Políticas de formalização e fomento ao microempreendedorismo: Incentivar a formalização de pequenos negócios e oferecer linhas de crédito com juros baixos podem gerar empregos sustentáveis, especialmente nas periferias urbanas e áreas rurais.
Reforma tributária justa: Um sistema tributário progressivo, que taxe mais a renda e o patrimônio e alivie o consumo, permitirá maior justiça social e abrirá espaço para investimentos públicos mais eficazes.
Transição dos programas sociais para incentivos produtivos: Benefícios como o Bolsa Família poderiam, gradualmente, incluir mecanismos que premiem a permanência na escola, o empreendedorismo e a inserção formal no mercado de trabalho.
Conclusão: Mais do que Números, o Brasil Precisa de Equidade
O aumento dos gastos com benefícios sociais em um cenário de desemprego em queda não é uma contradição sem explicação. Na verdade, reflete a dura realidade de um país onde emprego nem sempre significa renda suficiente, dignidade ou estabilidade. A informalidade, a precarização e o custo de vida elevado mantêm milhões de brasileiros dependentes de auxílios para sobreviver.

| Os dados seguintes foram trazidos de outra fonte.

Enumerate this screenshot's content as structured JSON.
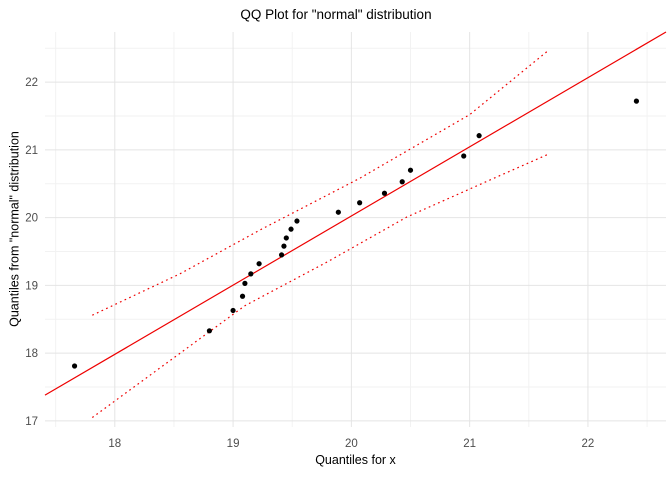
{
  "chart_data": {
    "type": "scatter",
    "title": "QQ Plot for \"normal\" distribution",
    "xlabel": "Quantiles for x",
    "ylabel": "Quantiles from \"normal\" distribution",
    "xlim": [
      17.41,
      22.66
    ],
    "ylim": [
      16.91,
      22.74
    ],
    "x_ticks": [
      18,
      19,
      20,
      21,
      22
    ],
    "y_ticks": [
      17,
      18,
      19,
      20,
      21,
      22
    ],
    "x_minor_ticks": [
      17.5,
      18.5,
      19.5,
      20.5,
      21.5,
      22.5
    ],
    "y_minor_ticks": [
      17.5,
      18.5,
      19.5,
      20.5,
      21.5,
      22.5
    ],
    "grid": true,
    "legend": false,
    "points": [
      [
        17.66,
        17.81
      ],
      [
        18.8,
        18.33
      ],
      [
        19.0,
        18.63
      ],
      [
        19.08,
        18.84
      ],
      [
        19.1,
        19.03
      ],
      [
        19.15,
        19.17
      ],
      [
        19.22,
        19.32
      ],
      [
        19.41,
        19.45
      ],
      [
        19.43,
        19.58
      ],
      [
        19.45,
        19.7
      ],
      [
        19.49,
        19.83
      ],
      [
        19.54,
        19.95
      ],
      [
        19.89,
        20.08
      ],
      [
        20.07,
        20.22
      ],
      [
        20.28,
        20.36
      ],
      [
        20.43,
        20.53
      ],
      [
        20.5,
        20.7
      ],
      [
        20.95,
        20.91
      ],
      [
        21.08,
        21.21
      ],
      [
        22.41,
        21.72
      ]
    ],
    "reference_line": {
      "style": "solid",
      "x1": 17.41,
      "y1": 17.38,
      "x2": 22.66,
      "y2": 22.74
    },
    "confidence_band": {
      "style": "dotted",
      "upper": [
        [
          17.81,
          18.56
        ],
        [
          18.55,
          19.17
        ],
        [
          19.23,
          19.82
        ],
        [
          20.07,
          20.58
        ],
        [
          21.0,
          21.52
        ],
        [
          21.66,
          22.46
        ]
      ],
      "lower": [
        [
          17.81,
          17.05
        ],
        [
          19.1,
          18.7
        ],
        [
          19.8,
          19.35
        ],
        [
          20.47,
          20.01
        ],
        [
          21.1,
          20.5
        ],
        [
          21.67,
          20.94
        ]
      ]
    },
    "colors": {
      "points": "#000000",
      "line": "#ee0000",
      "band": "#ee0000",
      "grid_major": "#e4e4e4",
      "grid_minor": "#f2f2f2",
      "tick_label": "#4d4d4d",
      "title": "#000000",
      "background": "#ffffff"
    }
  }
}
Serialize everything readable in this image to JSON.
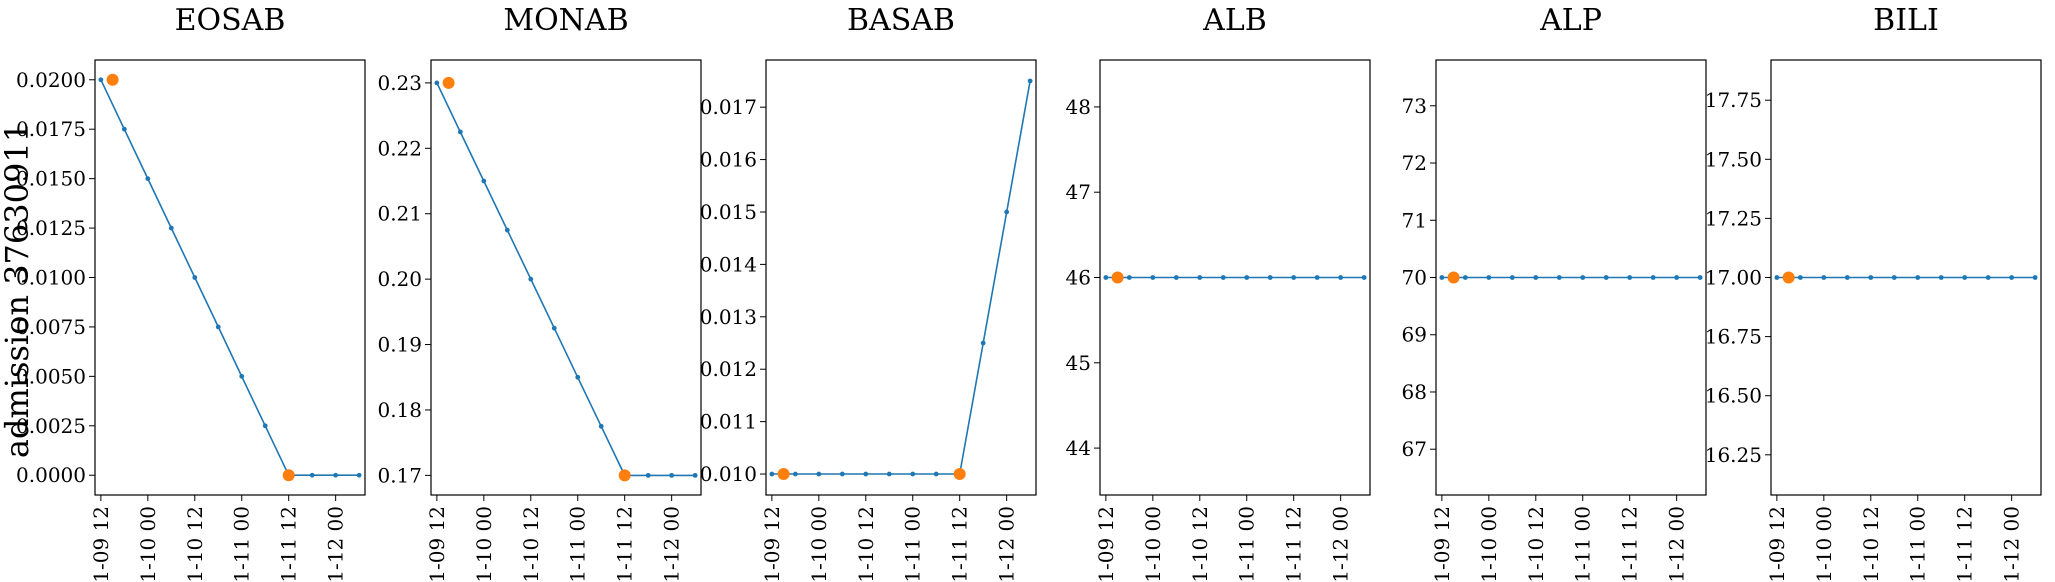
{
  "figure": {
    "ylabel": "admission 37630911"
  },
  "colors": {
    "line": "#1f77b4",
    "highlight": "#ff7f0e",
    "axes": "#000000"
  },
  "chart_data": [
    {
      "type": "line",
      "title": "EOSAB",
      "x": [
        "01-09 12",
        "01-09 18",
        "01-10 00",
        "01-10 06",
        "01-10 12",
        "01-10 18",
        "01-11 00",
        "01-11 06",
        "01-11 12",
        "01-11 18",
        "01-12 00",
        "01-12 06"
      ],
      "values": [
        0.02,
        0.0175,
        0.015,
        0.0125,
        0.01,
        0.0075,
        0.005,
        0.0025,
        0.0,
        0.0,
        0.0,
        0.0
      ],
      "highlights": [
        {
          "x": "01-09 15",
          "y": 0.02
        },
        {
          "x": "01-11 12",
          "y": 0.0
        }
      ],
      "xticks": [
        "01-09 12",
        "01-10 00",
        "01-10 12",
        "01-11 00",
        "01-11 12",
        "01-12 00"
      ],
      "yticks": [
        "0.0000",
        "0.0025",
        "0.0050",
        "0.0075",
        "0.0100",
        "0.0125",
        "0.0150",
        "0.0175",
        "0.0200"
      ],
      "ylim": [
        -0.001,
        0.021
      ]
    },
    {
      "type": "line",
      "title": "MONAB",
      "x": [
        "01-09 12",
        "01-09 18",
        "01-10 00",
        "01-10 06",
        "01-10 12",
        "01-10 18",
        "01-11 00",
        "01-11 06",
        "01-11 12",
        "01-11 18",
        "01-12 00",
        "01-12 06"
      ],
      "values": [
        0.23,
        0.2225,
        0.215,
        0.2075,
        0.2,
        0.1925,
        0.185,
        0.1775,
        0.17,
        0.17,
        0.17,
        0.17
      ],
      "highlights": [
        {
          "x": "01-09 15",
          "y": 0.23
        },
        {
          "x": "01-11 12",
          "y": 0.17
        }
      ],
      "xticks": [
        "01-09 12",
        "01-10 00",
        "01-10 12",
        "01-11 00",
        "01-11 12",
        "01-12 00"
      ],
      "yticks": [
        "0.17",
        "0.18",
        "0.19",
        "0.20",
        "0.21",
        "0.22",
        "0.23"
      ],
      "ylim": [
        0.167,
        0.2335
      ]
    },
    {
      "type": "line",
      "title": "BASAB",
      "x": [
        "01-09 12",
        "01-09 18",
        "01-10 00",
        "01-10 06",
        "01-10 12",
        "01-10 18",
        "01-11 00",
        "01-11 06",
        "01-11 12",
        "01-11 18",
        "01-12 00",
        "01-12 06"
      ],
      "values": [
        0.01,
        0.01,
        0.01,
        0.01,
        0.01,
        0.01,
        0.01,
        0.01,
        0.01,
        0.0125,
        0.015,
        0.0175
      ],
      "highlights": [
        {
          "x": "01-09 15",
          "y": 0.01
        },
        {
          "x": "01-11 12",
          "y": 0.01
        }
      ],
      "xticks": [
        "01-09 12",
        "01-10 00",
        "01-10 12",
        "01-11 00",
        "01-11 12",
        "01-12 00"
      ],
      "yticks": [
        "0.010",
        "0.011",
        "0.012",
        "0.013",
        "0.014",
        "0.015",
        "0.016",
        "0.017"
      ],
      "ylim": [
        0.0096,
        0.0179
      ]
    },
    {
      "type": "line",
      "title": "ALB",
      "x": [
        "01-09 12",
        "01-09 18",
        "01-10 00",
        "01-10 06",
        "01-10 12",
        "01-10 18",
        "01-11 00",
        "01-11 06",
        "01-11 12",
        "01-11 18",
        "01-12 00",
        "01-12 06"
      ],
      "values": [
        46,
        46,
        46,
        46,
        46,
        46,
        46,
        46,
        46,
        46,
        46,
        46
      ],
      "highlights": [
        {
          "x": "01-09 15",
          "y": 46
        }
      ],
      "xticks": [
        "01-09 12",
        "01-10 00",
        "01-10 12",
        "01-11 00",
        "01-11 12",
        "01-12 00"
      ],
      "yticks": [
        "44",
        "45",
        "46",
        "47",
        "48"
      ],
      "ylim": [
        43.45,
        48.55
      ]
    },
    {
      "type": "line",
      "title": "ALP",
      "x": [
        "01-09 12",
        "01-09 18",
        "01-10 00",
        "01-10 06",
        "01-10 12",
        "01-10 18",
        "01-11 00",
        "01-11 06",
        "01-11 12",
        "01-11 18",
        "01-12 00",
        "01-12 06"
      ],
      "values": [
        70,
        70,
        70,
        70,
        70,
        70,
        70,
        70,
        70,
        70,
        70,
        70
      ],
      "highlights": [
        {
          "x": "01-09 15",
          "y": 70
        }
      ],
      "xticks": [
        "01-09 12",
        "01-10 00",
        "01-10 12",
        "01-11 00",
        "01-11 12",
        "01-12 00"
      ],
      "yticks": [
        "67",
        "68",
        "69",
        "70",
        "71",
        "72",
        "73"
      ],
      "ylim": [
        66.2,
        73.8
      ]
    },
    {
      "type": "line",
      "title": "BILI",
      "x": [
        "01-09 12",
        "01-09 18",
        "01-10 00",
        "01-10 06",
        "01-10 12",
        "01-10 18",
        "01-11 00",
        "01-11 06",
        "01-11 12",
        "01-11 18",
        "01-12 00",
        "01-12 06"
      ],
      "values": [
        17,
        17,
        17,
        17,
        17,
        17,
        17,
        17,
        17,
        17,
        17,
        17
      ],
      "highlights": [
        {
          "x": "01-09 15",
          "y": 17
        }
      ],
      "xticks": [
        "01-09 12",
        "01-10 00",
        "01-10 12",
        "01-11 00",
        "01-11 12",
        "01-12 00"
      ],
      "yticks": [
        "16.25",
        "16.50",
        "16.75",
        "17.00",
        "17.25",
        "17.50",
        "17.75"
      ],
      "ylim": [
        16.08,
        17.92
      ]
    }
  ]
}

Enquanto o país não promover reformas profundas que unam crescimento econômico à justiça social, os programas de transferência de renda continuarão sendo não apenas necessários, mas indispensáveis. No entanto, para que essa dependência não se torne crônica, é urgente investir em políticas de inclusão produtiva, educação de qualidade e desenvolvimento regional.
Somente com uma visão estratégica, que vá além dos ciclos eleitorais, o Brasil poderá transformar seus indicadores de emprego em indicadores reais de bem-estar. O desafio é grande, mas o custo de não enfrentá-lo é ainda maior.